Les syndicats demandent un débat public

Mouvement social

Témoignages.re / 24 novembre 2010

Les organisations syndicales (CFTC, CGTR, CFDT, UNSA, FSU, Saiper et UNEF) ont organisé hier une conférence de presse pour faire le point sur les mobilisations de ces derniers mois et sur la situation sociale actuelle. Une conférence qui s’inscrit dans le mouvement de grève nationale qui s’est déroulé hier en France.

A La Réunion, avec l’affaiblissement des dernières mobilisations, les syndicats n’ont pas souhaité revivre un nouvel échec. Pour l’heure, ils veulent élargir le débat en associant la retraite à la problématique de l’emploi. « On aimerait organiser un débat public sur les chaines locales pour discuter de la situation socio-économique. Ce qui permettrait également de sensibiliser la population », souligne Paul Junot, secrétaire général de la CFTC. Les organisations syndicales attendent Marie-Luce Penchard dont la venue est prévue les 29 et le 30 novembre. Ils espèrent qu’elle entendra « la souffrance des Réunionnais ».

Dès la rentrée, « nous allons réfléchir à la manière de proposer un projet social pour La Réunion », lâche Jean-Pierre Rivière de la CFDT.
« Il nous faut un plan de travail qui permette d’articuler l’emploi, les salaires, la souffrance au travail et bien sûr la question transversale des retraites »,
argue Max Banon de la CGTR.


« Aujourd’hui, le gouvernement a gagné sur le terrain de la légalité, mais nous avons gagné sur le terrain de la légitimité »,
explique l’UNSA. Et d’ajouter : « même si la loi est votée, le combat n’est pas fini ».
« En s’attaquant à des mesures d’âge, la réforme est injuste, et en 2014, le problème se posera de nouveau. Il faut s’attaquer à la question du financement »,
précise la CFE-CGC. 


Tous s’accordent à dire que les différentes mobilisations ont fait ressortir « le malaise social qui plane à La Réunion », et c’est sur ce point que tous souhaitent travailler. « Pour l’instant, le gouvernement pense qu’il a gagné. Mais le malaise social est bien présent », indique Cyrille Lauret, président de la CFE-CGC.
« Selon un sondage Sofres, 76% de la population attend un grand mouvement social. Et l’emploi est la 1ère préoccupation des Réunionnais », lance un syndicaliste de la CGTR. 
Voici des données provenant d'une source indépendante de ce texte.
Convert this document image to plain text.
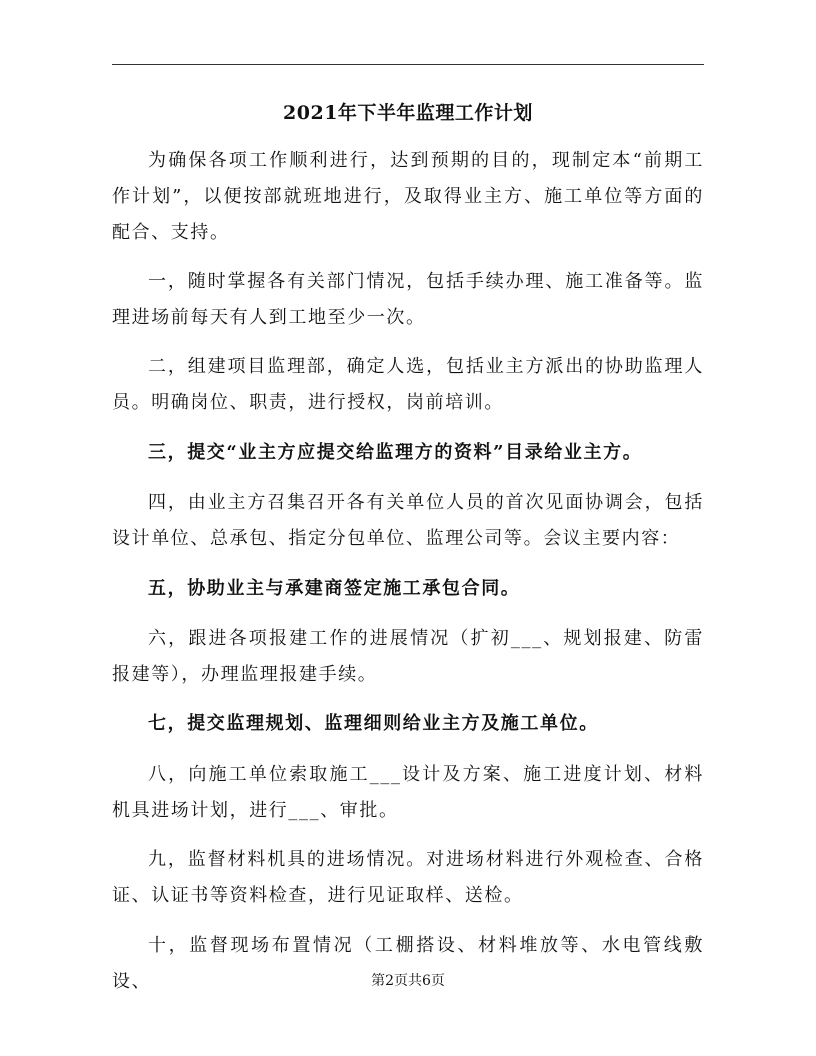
2021年下半年监理工作计划

为确保各项工作顺利进行，达到预期的目的，现制定本“前期工作计划”，以便按部就班地进行，及取得业主方、施工单位等方面的配合、支持。

一，随时掌握各有关部门情况，包括手续办理、施工准备等。监理进场前每天有人到工地至少一次。

二，组建项目监理部，确定人选，包括业主方派出的协助监理人员。明确岗位、职责，进行授权，岗前培训。

三，提交“业主方应提交给监理方的资料”目录给业主方。

四，由业主方召集召开各有关单位人员的首次见面协调会，包括设计单位、总承包、指定分包单位、监理公司等。会议主要内容：

五，协助业主与承建商签定施工承包合同。

六，跟进各项报建工作的进展情况（扩初___、规划报建、防雷报建等），办理监理报建手续。

七，提交监理规划、监理细则给业主方及施工单位。

八，向施工单位索取施工___设计及方案、施工进度计划、材料机具进场计划，进行___、审批。

九，监督材料机具的进场情况。对进场材料进行外观检查、合格证、认证书等资料检查，进行见证取样、送检。

十，监督现场布置情况（工棚搭设、材料堆放等、水电管线敷设、	第2页共6页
Mais sur ce point, Philippe Manenc, de la FSU, n’a pas manqué de rappeler que « le Pôle Emploi est en grande difficulté à La Réunion. Alors si les salariés de cette structure ont des problèmes, je ne vois pas comment ils peuvent aider les chômeurs ». 

Le discours n’est pas plus optimiste du côté du Saiper. « Dans l’éducation, 16.000 suppressions de postes sont prévues. Les conditions d’accueil des enfants se dégradent. Et il y a de plus en plus d’emplois précaires ». Le syndicat a également insisté sur les conditions d’accès à un poste d’enseignant. « C’est le seul métier où vous arrivez sans formation. C’est comme si on me demandait de construire un mur. J’ai beau regarder dans les livres, je ne sais pas comment faire », lance le délégué Saiper.
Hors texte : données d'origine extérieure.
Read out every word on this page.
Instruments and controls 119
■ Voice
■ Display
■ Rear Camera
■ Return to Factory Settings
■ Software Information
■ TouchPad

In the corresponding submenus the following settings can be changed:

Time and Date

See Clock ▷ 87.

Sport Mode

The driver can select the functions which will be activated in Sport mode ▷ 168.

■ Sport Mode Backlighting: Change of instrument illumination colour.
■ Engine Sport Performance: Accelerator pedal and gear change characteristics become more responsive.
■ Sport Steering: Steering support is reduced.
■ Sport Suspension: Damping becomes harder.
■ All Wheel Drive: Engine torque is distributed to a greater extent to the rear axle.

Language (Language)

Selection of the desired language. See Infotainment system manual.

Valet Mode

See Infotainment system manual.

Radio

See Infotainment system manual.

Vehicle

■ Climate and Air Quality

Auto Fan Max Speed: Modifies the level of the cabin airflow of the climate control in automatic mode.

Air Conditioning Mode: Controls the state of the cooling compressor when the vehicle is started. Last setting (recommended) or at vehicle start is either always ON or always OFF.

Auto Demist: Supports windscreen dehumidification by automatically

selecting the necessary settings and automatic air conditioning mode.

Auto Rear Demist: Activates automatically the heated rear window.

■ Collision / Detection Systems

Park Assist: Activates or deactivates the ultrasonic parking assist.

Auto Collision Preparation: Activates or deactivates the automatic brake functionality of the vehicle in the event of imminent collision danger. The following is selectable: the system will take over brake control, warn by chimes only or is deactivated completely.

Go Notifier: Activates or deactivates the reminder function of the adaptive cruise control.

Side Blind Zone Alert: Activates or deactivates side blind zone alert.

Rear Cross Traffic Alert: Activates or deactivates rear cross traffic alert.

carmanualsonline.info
L’UNEF entend également continuer la mobilisation dès la rentrée. Une rentrée qui sera encore « plus précaire ». En cause, « la baisse du budget des universités et des bourses », indique Camille Maillot, présidente du syndicat étudiant. « On continue à maintenir la tête sous l’eau à des gens qui ont déjà des difficultés », s’indigne l’étudiante. 
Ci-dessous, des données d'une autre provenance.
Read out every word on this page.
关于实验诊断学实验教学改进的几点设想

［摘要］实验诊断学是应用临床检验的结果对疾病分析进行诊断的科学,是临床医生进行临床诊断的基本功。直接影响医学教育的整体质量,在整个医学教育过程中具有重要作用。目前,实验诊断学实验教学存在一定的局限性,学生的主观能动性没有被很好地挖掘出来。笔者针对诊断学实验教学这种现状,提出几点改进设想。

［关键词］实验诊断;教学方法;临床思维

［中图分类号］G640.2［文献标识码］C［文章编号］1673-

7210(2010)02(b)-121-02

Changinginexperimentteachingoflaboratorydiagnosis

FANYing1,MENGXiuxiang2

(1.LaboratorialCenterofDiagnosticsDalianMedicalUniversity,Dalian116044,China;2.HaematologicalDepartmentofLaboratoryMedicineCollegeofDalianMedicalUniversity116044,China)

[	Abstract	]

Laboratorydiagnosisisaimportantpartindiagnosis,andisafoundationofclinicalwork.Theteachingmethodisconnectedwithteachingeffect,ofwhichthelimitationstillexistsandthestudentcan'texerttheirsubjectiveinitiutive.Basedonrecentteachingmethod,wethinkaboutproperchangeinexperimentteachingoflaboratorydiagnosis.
Pour finir, la FSU a rappelé qu’une demande de référendum d’initiative populaire circulait toujours sur la toile. « En début de semaine, il y avait 300.000 signatures », note la FSU. Pour autant, le référendum n’est pas pour demain. Le quota des 4,4 millions d’électeurs pour pouvoir au moins en faire la demande est loin d’être atteint. A noter qu’il faut également obtenir la signature de 20% des parlementaires.